Insect eggs exert rapid control over an oxygen-water tradeoff.

In terrestrial environments, the exchange of respiratory gases exacts a water cost: obtaining oxygen or carbon dioxide requires losing water. Insect eggs should be especially sensitive to this tradeoff-because they are unable to forage for water, have high surface area-to-volume ratios, and experience large temperature-driven changes in oxygen demand. Previous work from our laboratory, on eggs of a common hawk-moth, Manduca sexta, has shown that, during development, metabolic rate and water loss rates rise in parallel. These correlative data suggest that eggshell conductance increases to accommodate increasing metabolic demand. Here, we test this idea experimentally by subjecting eggs of M. sexta to 15, 21 (normoxia) and 35% oxygen for 24h, while measuring rates of metabolism (as carbon dioxide emission) and water loss. Hypoxia depressed egg metabolic rates, but led to pronounced, rapid increases in water loss.
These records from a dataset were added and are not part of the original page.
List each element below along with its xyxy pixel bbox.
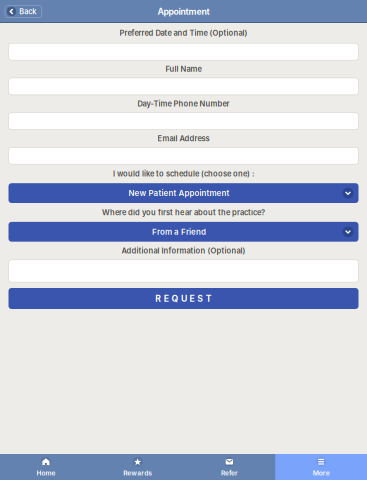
button[interactable]: Rewards <box>92 454 184 480</box>
button[interactable]: From a Friend <box>8 222 358 242</box>
staticText: Appointment <box>158 6 210 17</box>
staticText: Refer <box>221 469 238 477</box>
staticText: Preferred Date and Time (Optional) <box>120 28 248 38</box>
staticText: I would like to schedule (choose one) : <box>113 169 254 178</box>
staticText: From a Friend <box>152 227 206 237</box>
button[interactable]: Home <box>0 454 92 480</box>
staticText: REQUEST <box>155 293 212 304</box>
button[interactable]: REQUEST <box>8 288 358 309</box>
staticText: Additional Information (Optional) <box>122 246 246 255</box>
button[interactable]: New Patient Appointment <box>8 183 358 203</box>
staticText: More <box>313 469 330 477</box>
staticText: Home <box>36 469 55 477</box>
staticText: Email Address <box>158 134 210 143</box>
staticText: Rewards <box>123 469 152 477</box>
staticText: New Patient Appointment <box>128 188 230 198</box>
staticText: Day-Time Phone Number <box>138 99 230 108</box>
staticText: Back <box>19 7 36 16</box>
button[interactable]: More <box>275 454 367 480</box>
button[interactable]: Refer <box>184 454 275 480</box>
staticText: Full Name <box>166 64 202 74</box>
button[interactable]: Back <box>5 6 42 18</box>
staticText: Where did you first hear about the pract… <box>102 208 265 217</box>
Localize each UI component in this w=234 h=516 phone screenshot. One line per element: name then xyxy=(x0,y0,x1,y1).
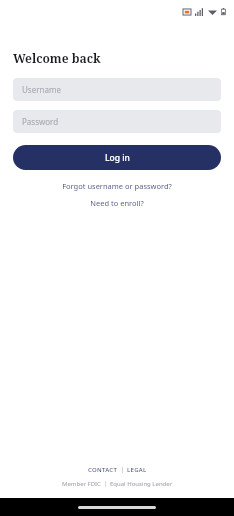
staticText: Password xyxy=(22,116,59,127)
staticText: LEGAL xyxy=(127,466,147,474)
button[interactable]: Username xyxy=(13,78,221,101)
button[interactable]: Need to enroll? xyxy=(13,198,221,208)
staticText: Equal Housing Lender xyxy=(110,480,173,488)
button[interactable]: Forgot username or password? xyxy=(13,181,221,191)
staticText: Member FDIC xyxy=(62,480,101,488)
button[interactable]: LEGAL xyxy=(127,466,147,474)
staticText: Username xyxy=(22,84,61,95)
staticText: Welcome back xyxy=(13,50,101,66)
button[interactable]: CONTACT xyxy=(88,466,118,474)
staticText: CONTACT xyxy=(88,466,118,474)
staticText: Need to enroll? xyxy=(90,198,144,208)
staticText: Log in xyxy=(105,152,130,164)
button[interactable]: Password xyxy=(13,110,221,133)
button[interactable]: Log in xyxy=(13,145,221,170)
staticText: Forgot username or password? xyxy=(62,181,172,191)
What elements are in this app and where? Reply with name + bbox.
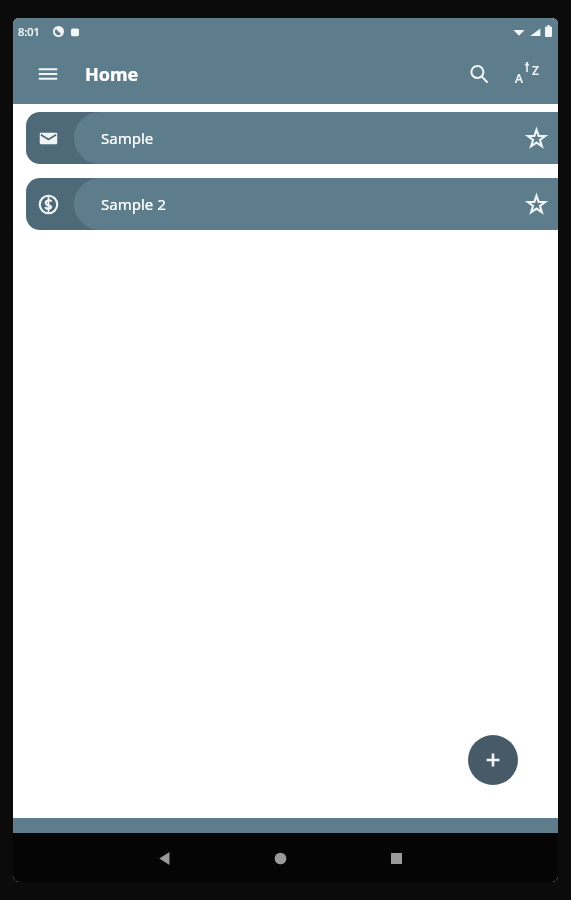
staticText: 8:01 bbox=[18, 24, 40, 39]
button[interactable]: Add bbox=[468, 735, 518, 785]
button[interactable]: Open navigation drawer bbox=[29, 55, 67, 93]
button[interactable]: Back bbox=[141, 835, 187, 881]
button[interactable]: Search bbox=[460, 55, 498, 93]
button[interactable]: Sort alphabetically bbox=[508, 55, 546, 93]
staticText: Z bbox=[532, 62, 539, 78]
button[interactable]: Favorite Sample bbox=[518, 120, 554, 156]
staticText: Sample 2 bbox=[101, 194, 166, 214]
button[interactable]: Favorite Sample 2 bbox=[518, 186, 554, 222]
button[interactable]: Home bbox=[257, 835, 303, 881]
button[interactable]: Sample 2 bbox=[26, 178, 558, 230]
button[interactable]: Recent apps bbox=[373, 835, 419, 881]
button[interactable]: Sample bbox=[26, 112, 558, 164]
staticText: Home bbox=[85, 62, 139, 87]
staticText: A bbox=[515, 70, 523, 86]
staticText: Sample bbox=[101, 128, 154, 148]
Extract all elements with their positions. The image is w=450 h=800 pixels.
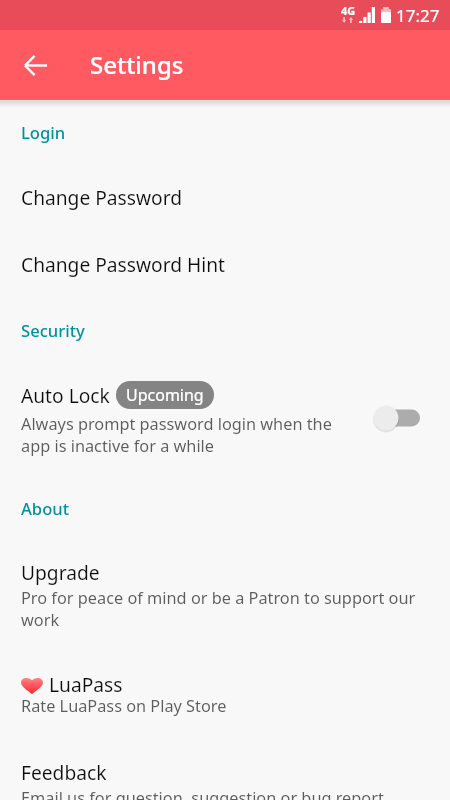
button[interactable]: Change Password <box>0 179 450 225</box>
staticText: Auto Lock <box>21 382 110 408</box>
staticText: Rate LuaPass on Play Store <box>21 695 227 717</box>
staticText: LuaPass <box>49 671 123 697</box>
staticText: Always prompt password login when the ap… <box>21 413 341 457</box>
staticText: Upcoming <box>126 384 204 406</box>
button[interactable]: Auto Lock toggle <box>373 403 433 433</box>
staticText: Upgrade <box>21 559 100 585</box>
staticText: Feedback <box>21 759 107 785</box>
staticText: About <box>21 497 70 520</box>
button[interactable]: Back <box>7 30 63 100</box>
staticText: Change Password Hint <box>21 251 225 277</box>
button[interactable]: Feedback <box>0 754 450 800</box>
button[interactable]: Auto Lock <box>0 378 450 460</box>
button[interactable]: LuaPass <box>0 663 450 725</box>
staticText: Security <box>21 319 85 342</box>
staticText: Change Password <box>21 184 183 210</box>
staticText: Email us for question, suggestion or bug… <box>21 787 384 800</box>
button[interactable]: Change Password Hint <box>0 246 450 292</box>
staticText: 17:27 <box>396 4 440 27</box>
button[interactable]: Upgrade <box>0 554 450 630</box>
staticText: Pro for peace of mind or be a Patron to … <box>21 587 425 631</box>
staticText: Settings <box>90 48 184 81</box>
staticText: Login <box>21 121 66 144</box>
staticText: 4G <box>341 3 356 18</box>
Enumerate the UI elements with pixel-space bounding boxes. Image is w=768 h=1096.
By contrast, hyperoxia had no significant effect on metabolism or water loss. These data demonstrate that insect eggs actively participate in balancing oxygen gain and water loss, and that they use tissue oxygen status, or some correlate of it, as a cue for increasing eggshell conductance. Rapid control over conductance may allow eggs to conserve water during an initial period of low metabolic demand, thereby deferring water costs of respiratory gas exchange until late in development.